The Road to Universal Health Care Begins At the State



Speaking via ForaTV, TR Reid has a message for US President Barack Obama:

You're going about health care reform all wrong.

Reid uses the story of the evolution of Canadian health care as an example of how Obama should develop his own reforms.

As Reid notes, Canadian health care wasn't originally a child of the federal government -- it was a child of the Saskatchewan Provincial government of Tommy Douglas.

Beginning in Saskatchewan, Douglas' program was eventually implemented by the federal government.

Reid does make a few errors in his description of the evolution of Canadian health care. First off, doctors didn't flock from the other Provinces to Saskatchewan begause they "knew they'd get paid". Doctors flocked from other Provinces to Saskatchewan because doctors in Saskatchewan went on strike after Douglas introduced universal health care in that Province.

Nor did universal health care become implemented at the federal level because the other Provinces demanded it -- although the "demonstration effect" was almost certainly a factor. Rather, universal health care was implemented at the federal level because Lester Pearson needed Douglas' support to keep his minority government alive.

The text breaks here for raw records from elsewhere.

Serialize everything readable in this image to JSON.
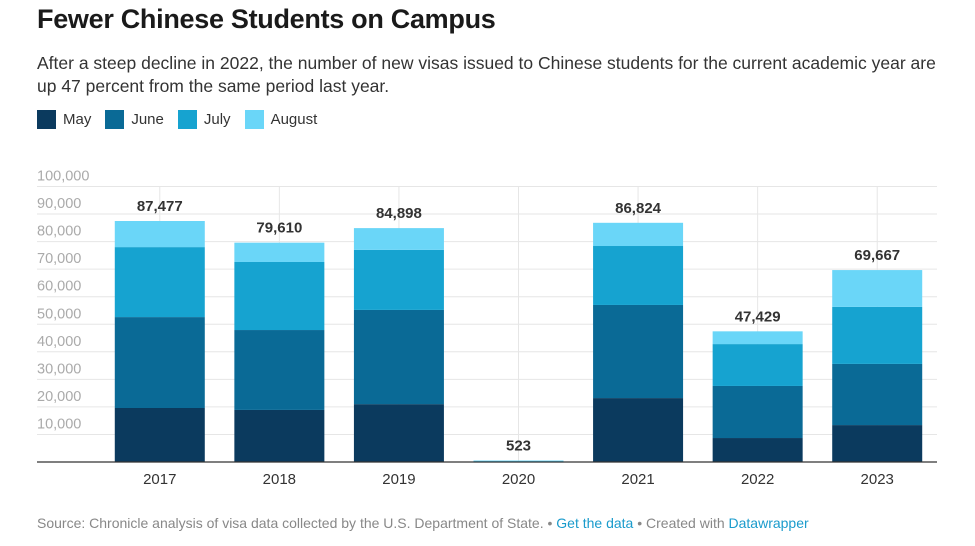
{
  "title": "Fewer Chinese Students on Campus",
  "subtitle": "After a steep decline in 2022, the number of new visas issued to Chinese students for the current academic year are up 47 percent from the same period last year.",
  "footer": {
    "source": "Source: Chronicle analysis of visa data collected by the U.S. Department of State. •",
    "get_data": "Get the data",
    "sep": "• Created with",
    "datawrapper": "Datawrapper"
  },
  "chart_data": {
    "type": "bar",
    "stacked": true,
    "categories": [
      "2017",
      "2018",
      "2019",
      "2020",
      "2021",
      "2022",
      "2023"
    ],
    "series": [
      {
        "name": "May",
        "color": "#0b3a5e",
        "values": [
          19600,
          18900,
          21000,
          100,
          23200,
          8700,
          13400
        ]
      },
      {
        "name": "June",
        "color": "#0a6a96",
        "values": [
          33000,
          29000,
          34200,
          150,
          33800,
          18900,
          22200
        ]
      },
      {
        "name": "July",
        "color": "#16a3d0",
        "values": [
          25400,
          24700,
          21800,
          200,
          21400,
          15200,
          20700
        ]
      },
      {
        "name": "August",
        "color": "#6ad6f8",
        "values": [
          9477,
          7010,
          7898,
          73,
          8424,
          4629,
          13367
        ]
      }
    ],
    "totals": [
      "87,477",
      "79,610",
      "84,898",
      "523",
      "86,824",
      "47,429",
      "69,667"
    ],
    "ylim": [
      0,
      100000
    ],
    "yticks": [
      "10,000",
      "20,000",
      "30,000",
      "40,000",
      "50,000",
      "60,000",
      "70,000",
      "80,000",
      "90,000",
      "100,000"
    ],
    "legend": "top-left",
    "grid": true
  }
}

(Although Pearson dearly wanted a majority government, he never managed to secure one.)

Universal health care was implemented federally largely incrementally. Tommy Douglas can certainly take the lion's share of the credit, but policies instituted by Louis St Laurent, John Diefenbaker, Pierre Trudeau and Brian Mulroney (among many, many others) contributed to the slow evolution of Canadian health care into what it is today.

It started, however, with the successful implementation of the model in a single province. This is a lesson that US President Barack Obama should take to heart.

Instead of ramming a single 1000-page bill through both the House of Representatives and the Senate (a fool's errand in any case), Obama could instead make additional economic stimulus funds available to states that wish to implement their own form of health care reform.

As Reid notes, this could allow for something of a "policy laboratory" to emerge in various US States in order to find a package of reforms that works for the specific needs of the United States.

As TR Reid concludes, any governor that could plant that first seed of a successful health care reform program could some day be the United States' very own Tommy Douglas -- not only the father of universal health care, but perhaps even win a Greatest American poll someday.